Trayvon Martin, minor child.
He was only walking home. Did not Trayvon have the civil right to be free—free to pursue life, liberty and happiness; to not be profiled, accosted and murdered only minutes from his front door, in America?
If Trayvon’s civil rights were not violated here, there is no such thing as civil rights violations.
The spirit of Trayvon Martin cries out for justice. America, and its professed ideals and sense of what is right, however unrealized by all, cry out for justice. The hearts and souls, of all who have likewise suffered, those whose names we will never know, cry out for justice.
A minor child was stalked by a stranger who saw only his color, confronted and murdered him. He died never knowing who was snuffing out his life. What must he have thought and felt? What fear must have pierced his soul?
In our recent history of child murders, kidnappings, child assault and abuse, when has the killer been the recipient of such understanding and mercy, and the victim criminalized?

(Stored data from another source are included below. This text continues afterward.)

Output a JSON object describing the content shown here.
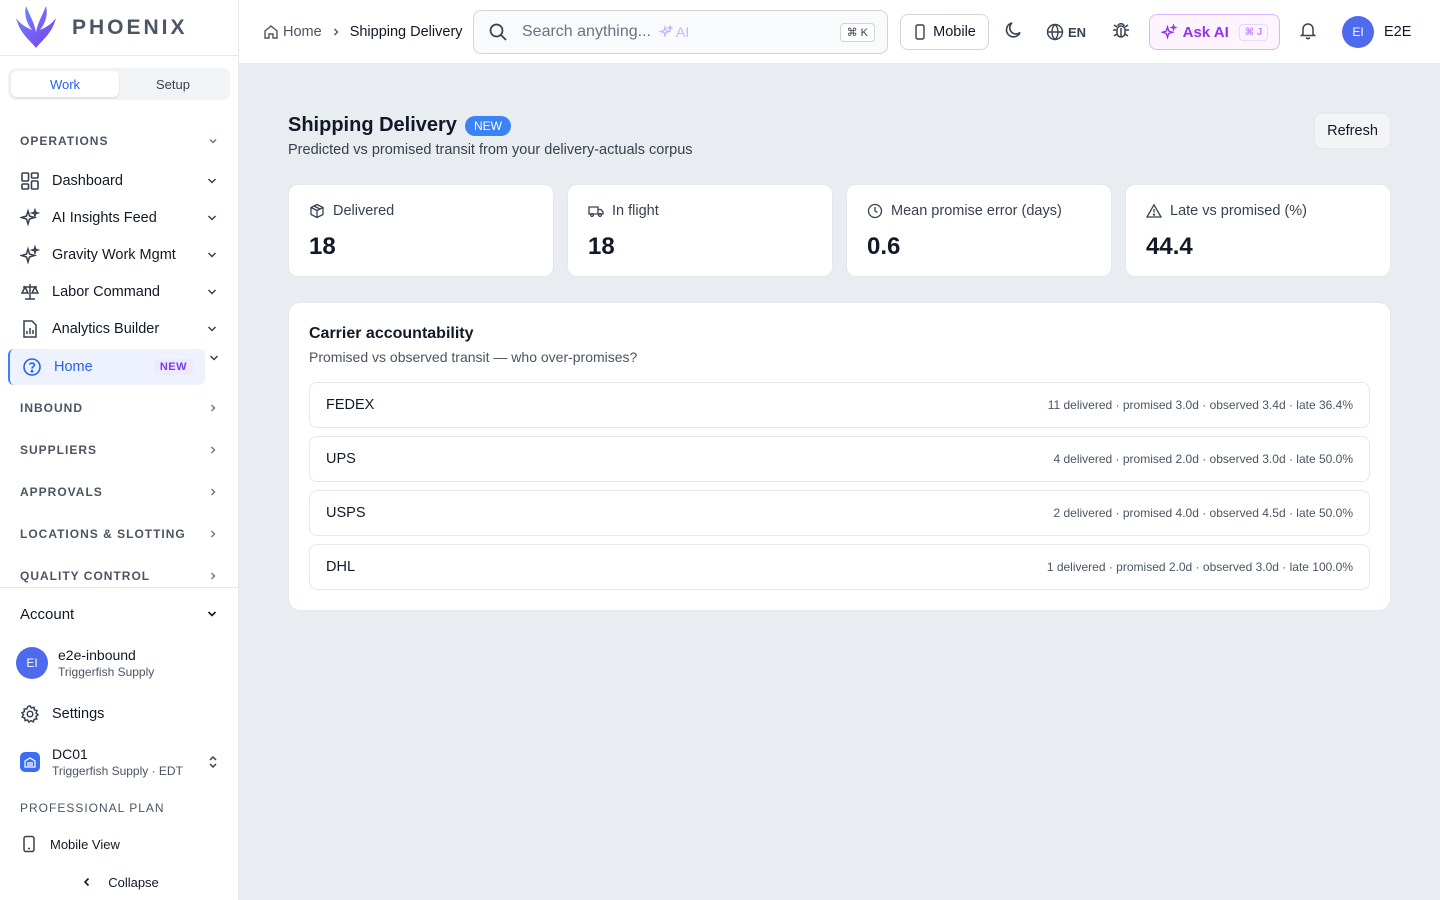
{
  "brand": {
    "name": "PHOENIX"
  },
  "workspace_tabs": [
    "Work",
    "Setup"
  ],
  "sidebar": {
    "sections": {
      "operations": "OPERATIONS",
      "inbound": "INBOUND",
      "suppliers": "SUPPLIERS",
      "approvals": "APPROVALS",
      "locations": "LOCATIONS & SLOTTING",
      "quality": "QUALITY CONTROL"
    },
    "items": [
      {
        "label": "Dashboard"
      },
      {
        "label": "AI Insights Feed"
      },
      {
        "label": "Gravity Work Mgmt"
      },
      {
        "label": "Labor Command"
      },
      {
        "label": "Analytics Builder"
      },
      {
        "label": "Home",
        "badge": "NEW"
      }
    ],
    "account": {
      "title": "Account",
      "user_initials": "EI",
      "user_name": "e2e-inbound",
      "user_org": "Triggerfish Supply",
      "settings_label": "Settings",
      "dc_name": "DC01",
      "dc_sub": "Triggerfish Supply · EDT",
      "plan": "PROFESSIONAL PLAN",
      "mobile_view": "Mobile View",
      "collapse": "Collapse"
    }
  },
  "topbar": {
    "breadcrumb_home": "Home",
    "breadcrumb_current": "Shipping Delivery",
    "search_placeholder": "Search anything...",
    "search_ai": "AI",
    "search_shortcut": "⌘ K",
    "mobile_label": "Mobile",
    "language": "EN",
    "ask_ai_label": "Ask AI",
    "ask_ai_shortcut": "⌘ J",
    "user_initials": "EI",
    "user_label": "E2E"
  },
  "page": {
    "title": "Shipping Delivery",
    "badge": "NEW",
    "subtitle": "Predicted vs promised transit from your delivery-actuals corpus",
    "refresh_label": "Refresh"
  },
  "stats": [
    {
      "label": "Delivered",
      "value": "18",
      "icon": "package-icon"
    },
    {
      "label": "In flight",
      "value": "18",
      "icon": "truck-icon"
    },
    {
      "label": "Mean promise error (days)",
      "value": "0.6",
      "icon": "clock-icon"
    },
    {
      "label": "Late vs promised (%)",
      "value": "44.4",
      "icon": "warning-icon"
    }
  ],
  "carrier_card": {
    "title": "Carrier accountability",
    "subtitle": "Promised vs observed transit — who over-promises?",
    "rows": [
      {
        "carrier": "FEDEX",
        "stats": "11 delivered · promised 3.0d · observed 3.4d · late 36.4%"
      },
      {
        "carrier": "UPS",
        "stats": "4 delivered · promised 2.0d · observed 3.0d · late 50.0%"
      },
      {
        "carrier": "USPS",
        "stats": "2 delivered · promised 4.0d · observed 4.5d · late 50.0%"
      },
      {
        "carrier": "DHL",
        "stats": "1 delivered · promised 2.0d · observed 3.0d · late 100.0%"
      }
    ]
  },
  "colors": {
    "accent": "#3b82f6",
    "ai": "#9333ea",
    "avatar": "#4f6bed"
  }
}
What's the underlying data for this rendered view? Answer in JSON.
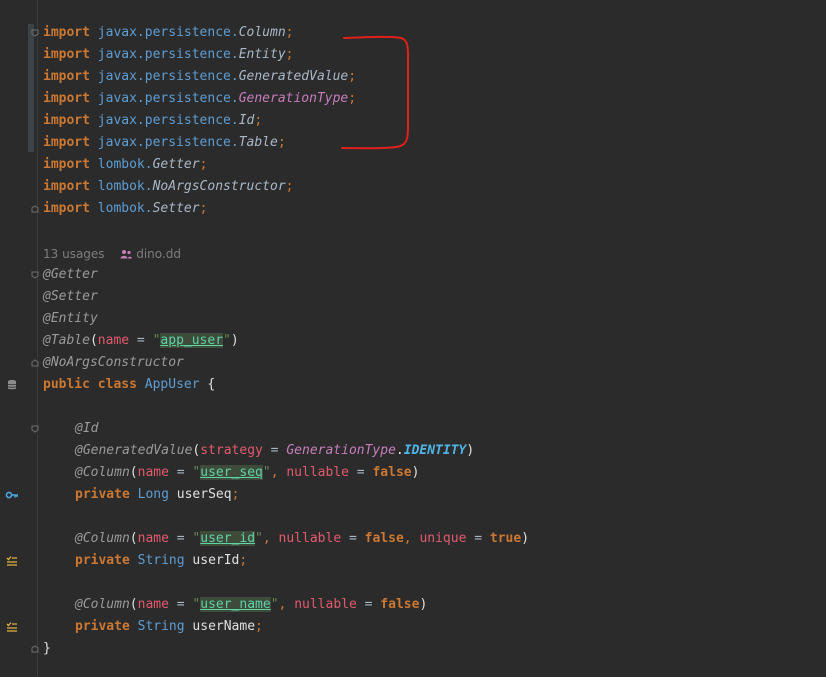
{
  "imports": [
    {
      "keyword": "import",
      "pkg": "javax.persistence.",
      "cls": "Column"
    },
    {
      "keyword": "import",
      "pkg": "javax.persistence.",
      "cls": "Entity"
    },
    {
      "keyword": "import",
      "pkg": "javax.persistence.",
      "cls": "GeneratedValue"
    },
    {
      "keyword": "import",
      "pkg": "javax.persistence.",
      "cls": "GenerationType"
    },
    {
      "keyword": "import",
      "pkg": "javax.persistence.",
      "cls": "Id"
    },
    {
      "keyword": "import",
      "pkg": "javax.persistence.",
      "cls": "Table"
    },
    {
      "keyword": "import",
      "pkg": "lombok.",
      "cls": "Getter"
    },
    {
      "keyword": "import",
      "pkg": "lombok.",
      "cls": "NoArgsConstructor"
    },
    {
      "keyword": "import",
      "pkg": "lombok.",
      "cls": "Setter"
    }
  ],
  "hint": {
    "usages": "13 usages",
    "author": "dino.dd"
  },
  "class_annotations": {
    "getter": "@Getter",
    "setter": "@Setter",
    "entity": "@Entity",
    "table": "@Table",
    "table_param": "name",
    "table_value": "app_user",
    "noargs": "@NoArgsConstructor"
  },
  "class_decl": {
    "public": "public",
    "class": "class",
    "name": "AppUser",
    "open": "{",
    "close": "}"
  },
  "fields": {
    "id_ann": "@Id",
    "gen_ann": "@GeneratedValue",
    "gen_param": "strategy",
    "gen_enum": "GenerationType",
    "gen_const": "IDENTITY",
    "col1_ann": "@Column",
    "col1_name": "user_seq",
    "col1_nullable_value": "false",
    "f1_mod": "private",
    "f1_type": "Long",
    "f1_name": "userSeq",
    "col2_ann": "@Column",
    "col2_name": "user_id",
    "col2_nullable_value": "false",
    "col2_unique_value": "true",
    "f2_mod": "private",
    "f2_type": "String",
    "f2_name": "userId",
    "col3_ann": "@Column",
    "col3_name": "user_name",
    "col3_nullable_value": "false",
    "f3_mod": "private",
    "f3_type": "String",
    "f3_name": "userName"
  },
  "params": {
    "name": "name",
    "nullable": "nullable",
    "unique": "unique"
  },
  "icons": {
    "db": "database-icon",
    "key": "key-icon",
    "column1": "column-icon",
    "column2": "column-icon",
    "fold": "fold-icon",
    "user": "user-icon",
    "annotation": "red-bracket-annotation"
  },
  "colors": {
    "background": "#2b2b2b",
    "keyword": "#cc7832",
    "package": "#5d9dd3",
    "string": "#6a8759",
    "annotation_mark": "#e0201a"
  }
}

The screams heard on that 911 tape were death screams—the screams of someone facing death at the end of a gun. They were Trayvon Martin’s screams. No one—especially an adult man with a 9mm Glock, with a round chambered, and knowing Police are coming, screams for help. What help could the killer have been seeking? He had his finger on the trigger of his “help.”
The Emancipation Proclamation—even the Bill of Rights drip, not from spilled ink but from spilled blood that has yet to dry, even to this day. Are we, as the “unprivileged,” the “assumed guilty until proved innocent” merely children of a lesser God?